Weiter verlangt der Bund, dass der Bewerber erfolgreich integriert und mit den schweizerischen Lebensverhältnissen vertraut ist sowie die innere und äussere Sicherheit der Schweiz nicht gefährdet (Art. 11 BüG). Eine erfolgreiche Integration zeigt sich insbesondere im Beachten der öffentlichen Sicherheit und Ordnung, in der Respektierung der Werte der Bundesverfassung, in der Fähigkeit, sich im Alltag in Wort und Schrift in einer Landessprache zu verständigen, in der Teilnahme am Wirtschaftsleben oder am Erwerb von Bildung und in der Förderung und Unterstützung der Integration der Ehefrau oder des Ehemannes, der eingetragenen Partnerin oder des eingetragenen Partners oder der minderjährigen Kinder, über welche die elterliche Sorge ausgeübt wird (Art. 12 BüG). Der Wohnsitzkanton und, falls das kantonale Recht dies vorsieht, die Wohnsitzgemeinde prüfen das Vorliegen dieser Voraussetzungen und leiten das Gesuch an das Staatssekretariat für Migration (SEM) weiter, das die Einbürgerungsbewilligung des Bundes erteilt, falls alle formellen und materiellen Voraussetzungen erfüllt sind (Art. 13 BüG).

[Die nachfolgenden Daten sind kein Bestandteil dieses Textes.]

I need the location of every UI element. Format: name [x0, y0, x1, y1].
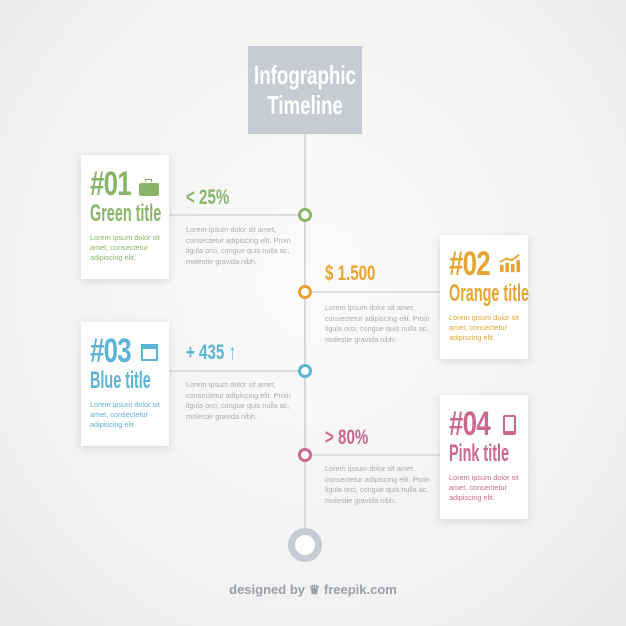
connector pink [305, 454, 440, 456]
value orange: $ 1.500 [325, 262, 375, 285]
title: Orange title [449, 280, 529, 307]
icon: calendar [141, 344, 158, 361]
title: Pink title [449, 440, 509, 467]
title: Green title [90, 200, 161, 227]
icon: phone [503, 415, 516, 435]
panel: green [81, 155, 169, 279]
value pink: > 80% [325, 426, 368, 449]
text green: Lorem ipsum dolor sit amet, consectetur adipiscing elit. Proin ligula orci, congue quis nulla ac, molestie gravida nibh. [186, 225, 291, 266]
dot blue [298, 364, 312, 378]
vertical timeline line [304, 134, 306, 530]
dot pink [298, 448, 312, 462]
connector orange [305, 291, 440, 293]
title box: Infographic [254, 60, 356, 90]
text pink: Lorem ipsum dolor sit amet, consectetur adipiscing elit. Proin ligula orci, congue quis nulla ac, molestie gravida nibh. [325, 464, 430, 504]
connector green [169, 214, 305, 216]
icon: briefcase [139, 183, 159, 196]
panel: pink [440, 395, 528, 519]
panel: blue [81, 322, 169, 446]
footer credit: designed by ♛ freepik.com [229, 582, 397, 597]
text: Lorem ipsum dolor sit amet, consectetur adipiscing elit. [90, 233, 160, 262]
dot orange [298, 285, 312, 299]
text: Lorem ipsum dolor sit amet, consectetur adipiscing elit. [90, 400, 160, 429]
text orange: Lorem ipsum dolor sit amet, consectetur adipiscing elit. Proin ligula orci, congue quis nulla ac, molestie gravida nibh. [325, 303, 430, 344]
heading #03: #03 [90, 332, 131, 370]
connector blue [169, 370, 305, 372]
text blue: Lorem ipsum dolor sit amet, consectetur adipiscing elit. Proin ligula orci, congue quis nulla ac, molestie gravida nibh. [186, 380, 291, 420]
title box: Timeline [267, 90, 343, 120]
title box [248, 46, 362, 134]
heading #01: #01 [90, 165, 131, 203]
end circle [288, 528, 322, 562]
title: Blue title [90, 367, 151, 394]
heading #04: #04 [449, 405, 490, 443]
value green: < 25% [186, 186, 229, 209]
value blue: + 435 ↑ [186, 341, 236, 364]
text: Lorem ipsum dolor sit amet, consectetur adipiscing elit. [449, 313, 519, 342]
text: Lorem ipsum dolor sit amet, consectetur adipiscing elit. [449, 473, 519, 502]
icon: bar chart [500, 254, 520, 272]
panel: orange [440, 235, 528, 359]
heading #02: #02 [449, 245, 490, 283]
dot green [298, 208, 312, 222]
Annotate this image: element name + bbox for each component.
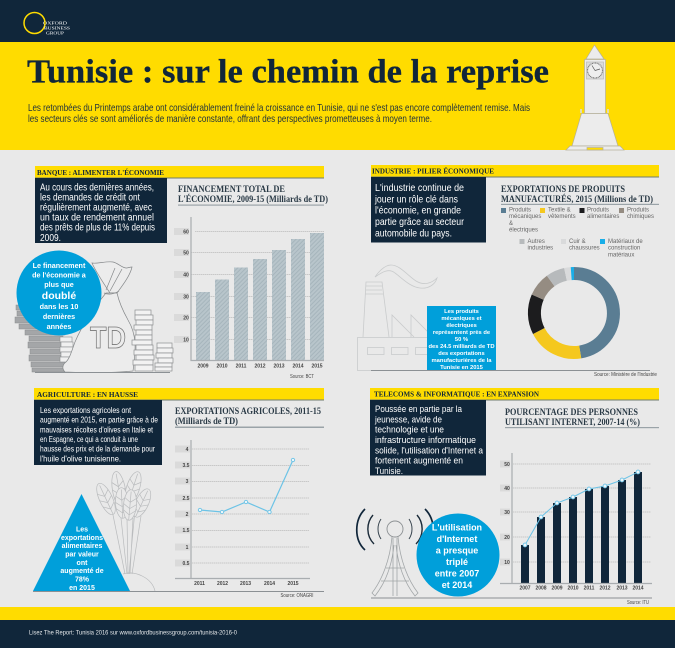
callout: triplé: et 2014 [442, 580, 472, 590]
text block: telecoms: solide, l'utilisation d'Internet a [375, 445, 484, 456]
callout: produits mécaniques: électriques [446, 323, 477, 329]
text block: banque [35, 178, 167, 244]
text block: agriculture: mauvaises récoltes d'olives en Italie et [40, 424, 153, 434]
callout: triplé: L'utilisation [432, 522, 482, 532]
section heading: agriculture: AGRICULTURE : EN HAUSSE [37, 390, 138, 399]
chart title: financement: L'ÉCONOMIE, 2009-15 (Milliards de TD) [178, 194, 328, 204]
text block: banque: des prêts de plus de 11% depuis [40, 222, 155, 234]
callout: doublé: plus que [44, 280, 74, 289]
callout: triplé: a presque [436, 546, 478, 556]
callout: doublé: Le financement [33, 261, 86, 270]
legend: donut: chimiques [627, 214, 654, 220]
line chart: exportations agricoles: 2012 [217, 581, 228, 587]
legend: donut: Cuir & [569, 239, 586, 245]
callout: doublé: dernières [43, 312, 75, 321]
callout: produits mécaniques: des exportations [438, 351, 485, 357]
combo chart: internet: 2010 [567, 586, 579, 592]
line chart: exportations agricoles: 1.5 [183, 528, 190, 534]
legend: donut [501, 208, 654, 258]
combo chart: internet: 40 [504, 486, 510, 492]
line chart: exportations agricoles: 2013 [240, 581, 251, 587]
source: onagri: Source: ONAGRI [280, 593, 314, 599]
combo chart: internet: 30 [504, 510, 510, 516]
line chart: exportations agricoles: 3.5 [183, 463, 190, 469]
callout: triangle 78%: augmenté de [60, 568, 104, 575]
section heading: industrie [371, 165, 659, 178]
callout: triangle 78% [33, 494, 130, 592]
line chart: exportations agricoles: 3 [186, 479, 189, 485]
text block: telecoms: Poussée en partie par la [375, 404, 463, 415]
text block: industrie [371, 177, 486, 242]
source: BCT: Source: BCT [290, 374, 314, 380]
bar chart: financement: 40 [183, 272, 189, 278]
combo chart: internet [500, 453, 652, 592]
callout: triangle 78%: alimentaires [62, 543, 103, 550]
callout: triplé: d'Internet [437, 534, 477, 544]
bar chart: financement: 2009 [197, 364, 209, 370]
intro text: Les retombées du Printemps arabe ont considérablement freiné la croissance en Tunisie, qui ne s'est pas encore complètement remise. Mais [28, 102, 530, 114]
text block: industrie: automobile du pays. [375, 228, 452, 239]
combo chart: internet: 2014 [632, 586, 644, 592]
bar chart: financement: 2015 [311, 364, 323, 370]
bar chart: financement: 20 [183, 316, 189, 322]
line chart: exportations agricoles: 2015 [287, 581, 299, 587]
chart title: internet [505, 407, 659, 428]
combo chart: internet: 2011 [584, 586, 595, 592]
combo chart: internet: 20 [504, 535, 510, 541]
text block: industrie: partie grâce au secteur [375, 217, 464, 228]
legend: donut: matériaux [608, 252, 634, 258]
text block: banque: les demandes de crédit ont [40, 192, 140, 204]
text block: agriculture: Les exportations agricoles ont [40, 405, 131, 415]
bar chart: financement: 30 [183, 294, 189, 300]
legend: donut: industries [528, 246, 553, 252]
legend: donut: Textile & [548, 208, 571, 214]
legend: donut: Matériaux de [608, 239, 643, 245]
callout: produits mécaniques: représentent près de [433, 330, 491, 336]
text block: telecoms: jeunesse, avide de [374, 414, 442, 425]
bar chart: financement: 60 [183, 230, 189, 236]
callout: triplé: entre 2007 [435, 568, 479, 578]
text block: agriculture: hausse des prix et de la demande pour [40, 444, 155, 454]
line chart: exportations agricoles [175, 440, 310, 587]
section heading: telecoms [370, 388, 659, 400]
legend: donut: électriques [509, 228, 538, 234]
icon: clock tower [566, 45, 624, 150]
panel: agriculture [33, 388, 324, 599]
callout: produits mécaniques: 50 % [455, 337, 468, 343]
bar chart: financement: 2013 [273, 364, 285, 370]
text block: banque: un taux de rendement annuel [40, 212, 154, 224]
header bar [0, 0, 675, 42]
legend: donut: construction [608, 246, 640, 252]
text block: telecoms: technologie et une [375, 425, 444, 436]
line chart: exportations agricoles: 1 [186, 545, 189, 551]
chart title: exportations agricoles: (Milliards de TD) [175, 416, 238, 426]
callout: produits mécaniques: manufacturières de la [432, 358, 492, 364]
label: TD on bag: TD [90, 320, 126, 355]
line chart: exportations agricoles: 2 [186, 512, 189, 518]
combo chart: internet: 2009 [551, 586, 563, 592]
source: ITU: Source: ITU [627, 600, 649, 606]
intro text: les secteurs clés se sont améliorés de manière constante, offrant des perspectives prometteuses à moyen terme. [28, 113, 432, 125]
chart title: exportations manufacturées: MANUFACTURÉS, 2015 (Millions de TD) [501, 193, 653, 205]
callout: triangle 78%: par valeur [65, 552, 99, 558]
bar chart: financement: 2010 [216, 364, 228, 370]
chart title: exportations manufacturées [501, 185, 659, 205]
chart title: internet: UTILISANT INTERNET, 2007-14 (%) [505, 417, 640, 427]
callout: doublé: de l'économie a [32, 270, 87, 280]
legend: donut: vêtements [548, 214, 576, 220]
callout: triangle 78%: en 2015 [69, 585, 95, 592]
chart title: internet: POURCENTAGE DES PERSONNES [505, 407, 638, 417]
source: ministère: Source: Ministère de l'Industrie [594, 372, 657, 378]
callout: doublé: dans les 10 [40, 302, 78, 311]
text block: agriculture: l'huile d'olive tunisienne. [40, 453, 121, 463]
callout: produits mécaniques: Les produits [444, 309, 479, 315]
footer link text: Lisez The Report: Tunisia 2016 sur www.oxfordbusinessgroup.com/tunisia-2016-0 [29, 630, 237, 636]
text block: telecoms [370, 400, 486, 477]
chart title: exportations manufacturées: EXPORTATIONS DE PRODUITS [501, 185, 625, 195]
text block: telecoms: fortement augmenté en [375, 456, 463, 467]
text block: telecoms: infrastructure informatique [375, 435, 476, 446]
donut chart [534, 274, 613, 352]
legend: donut: & [509, 221, 513, 227]
combo chart: internet: 2013 [616, 586, 628, 592]
logo: Oxford Business Group: GROUP [46, 30, 65, 36]
callout: triplé [416, 514, 500, 596]
footer [0, 607, 675, 648]
callout: doublé: doublé [42, 290, 76, 302]
text block: banque: 2009. [40, 233, 61, 244]
text block: telecoms: Tunisie. [375, 466, 403, 477]
logo: Oxford Business Group: OXFORD [43, 20, 68, 26]
panel: banque [15, 166, 328, 380]
callout: triangle 78%: exportations [61, 535, 103, 542]
callout: triplé: triplé [446, 557, 468, 567]
legend: donut: chaussures [569, 246, 600, 252]
legend: donut: Produits [627, 208, 649, 214]
text block: banque: Au cours des dernières années, [40, 182, 154, 194]
combo chart: internet: 2008 [535, 586, 547, 592]
chart title: exportations agricoles [175, 406, 324, 428]
icon: antenna tower [357, 509, 433, 596]
legend: donut: mécaniques [509, 214, 541, 220]
line chart: exportations agricoles: 4 [186, 447, 189, 453]
bar chart: financement: 50 [183, 250, 189, 256]
line chart: exportations agricoles: 2011 [194, 581, 205, 587]
callout: triangle 78%: ont [77, 560, 88, 567]
line chart: exportations agricoles: 0.5 [183, 561, 190, 567]
line chart: exportations agricoles: 2.5 [183, 496, 190, 502]
text block: industrie: L'industrie continue de [375, 183, 464, 194]
section heading: banque: BANQUE : ALIMENTER L'ÉCONOMIE [37, 167, 164, 177]
legend: donut: Produits [587, 208, 609, 214]
bar chart: financement: 2011 [236, 364, 247, 370]
combo chart: internet: 2007 [519, 586, 531, 592]
combo chart: internet: 10 [504, 560, 510, 566]
panel: industrie [358, 165, 659, 378]
yellow title band [0, 42, 675, 150]
section heading: industrie: INDUSTRIE : PILIER ÉCONOMIQUE [372, 166, 494, 176]
callout: triangle 78%: 78% [75, 576, 90, 584]
bar chart: financement: 2012 [254, 364, 266, 370]
intro text [28, 102, 530, 125]
legend: donut: Autres [528, 239, 545, 245]
logo: Oxford Business Group [24, 12, 71, 36]
chart title: financement [178, 184, 328, 206]
panel: telecoms [357, 388, 659, 606]
callout: produits mécaniques: des 24.5 milliards de TD [428, 344, 495, 350]
text block: industrie: l'économie, en grande [375, 206, 461, 217]
chart title: exportations agricoles: EXPORTATIONS AGRICOLES, 2011-15 [175, 406, 321, 416]
callout: produits mécaniques: mécaniques et [441, 316, 482, 322]
section heading: agriculture [34, 388, 324, 400]
bar chart: financement: 2014 [292, 364, 304, 370]
text block: agriculture: augmenté en 2015, en partie grâce à de [40, 415, 158, 425]
combo chart: internet: 2012 [599, 586, 611, 592]
legend: donut: alimentaires [587, 214, 619, 220]
callout: triangle 78%: Les [76, 526, 88, 534]
logo: Oxford Business Group: BUSINESS [44, 26, 71, 30]
section heading: banque [35, 166, 324, 178]
text block: agriculture [34, 400, 162, 465]
chart title: financement: FINANCEMENT TOTAL DE [178, 184, 285, 194]
callout: doublé [16, 250, 102, 336]
line chart: exportations agricoles: 2014 [264, 581, 275, 587]
section heading: telecoms: TELECOMS & INFORMATIQUE : EN EXPANSION [374, 390, 539, 398]
callout: doublé: années [47, 322, 71, 331]
text block: industrie: jouer un rôle clé dans [374, 194, 458, 205]
text block: agriculture: en Espagne, ce qui a conduit à une [40, 434, 138, 444]
icon: wheat [93, 470, 155, 591]
callout: produits mécaniques: Tunisie en 2015 [440, 365, 484, 371]
text block: banque: régulièrement augmenté, avec [40, 202, 152, 214]
bar chart: financement [174, 217, 324, 370]
title: Tunisie : sur le chemin de la reprise [27, 54, 549, 90]
bar chart: financement: 10 [183, 338, 189, 344]
icon: money bag and coins [15, 262, 173, 373]
icon: factory [358, 265, 437, 370]
callout: produits mécaniques [427, 306, 496, 371]
legend: donut: Produits [509, 208, 531, 214]
combo chart: internet: 50 [504, 462, 510, 468]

Die Kantone können weitere Integrationskriterien vorsehen (Art. 12 Abs. 3 BüG). Die Anforderungen, welche die Kantone und Gemeinden stellen, sind höchst unterschiedlich. Allerdings werden die Unterschiede durch bundesrechtliche Vorgaben zunehmend ausgeglichen.

Der Kanton Schwyz etwa verlangt zusätzlich zu den bundesrechtlichen Anforderungen einen tadellosen Leumund und Wohnsitz während fünf der letzten zehn Jahre in einer schwyzerischen Gemeinde.[2] Im Kanton Graubünden wiederum sind unter anderem die Vertrautheit mit einer Kantonssprache und eine gesicherte Existenzgrundlage erforderlich.[3] Auf Gemeindeebene werden üblicherweise Eingliederung und gute Kenntnisse der Sprache verlangt. Zudem muss ein Kandidat eine Mindestdauer – meist ohne Unterbrechung – in der betreffenden Gemeinde (und/oder Kanton) wohnhaft gewesen sein: In der Regel sind es zwei bis fünf Jahre, doch es gibt Ausnahmen wie zum Beispiel im Kanton Genf, wo es nur eine Mindestdauer für den Kanton gibt (2 Jahre, davon 12 Monate vor der Antragsstellung) und keine für die betreffende Gemeinde.[4]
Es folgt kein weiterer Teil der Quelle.